The Decisive Power of Indecision: Low-Variance Risk-Limiting Audits and Election Contestation via Marginal Mark Recording

Benjamin Fuller, Rashmi Pai, Alexander Russell
33rd USENIX Security Symposium
August 14–16, 2024 Philadelphia, PA, USA


Risk-limiting audits (RLAs) are techniques for verifying the outcomes of large elections. While they provide rigorous guarantees of correctness, widespread adoption has been impeded by both efficiency concerns and the fact they offer statistical, rather than absolute, conclusions. We attend to both of these difficulties, defining new families of audits that improve efficiency and offer qualitative advances in statistical power.

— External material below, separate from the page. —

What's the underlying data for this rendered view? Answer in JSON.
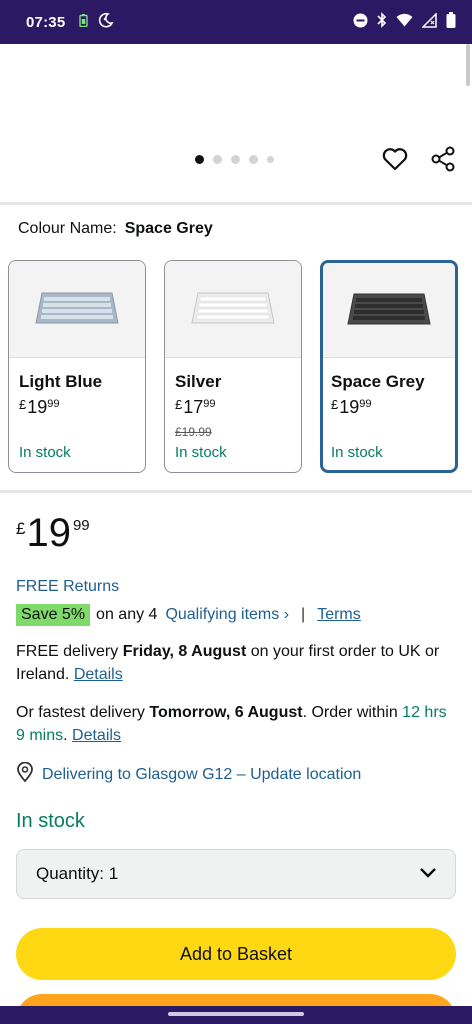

Our new audits are enabled by revisiting the standard notion of a cast-vote record so that it can declare multiple possible mark interpretations rather than a single decision; this can reflect the presence of ambiguous marks, which appear regularly on hand-marked ballots. We show that this simple expedient can offer significant efficiency improvements with only minor changes to existing auditing infrastructure. We establish that these Bayesian comparison audits are indeed risk-limiting in the formal sense of (Fuller, Harrison, and Russell, 2022).
We then define a new type of post-election audit we call a contested audit. These permit each candidate to provide a cast-vote record table advancing their own claim to victory. We prove that these audits offer remarkable sample efficiency, yielding control of risk with a constant number of samples (that is independent of margin). This is a first for an audit with provable soundness. These results are formulated in a game-based security model that specify quantitative soundness and completeness guarantees. Finally, we observe that these audits provide a direct means to handle contestation of election results affirmed by conventional RLAs.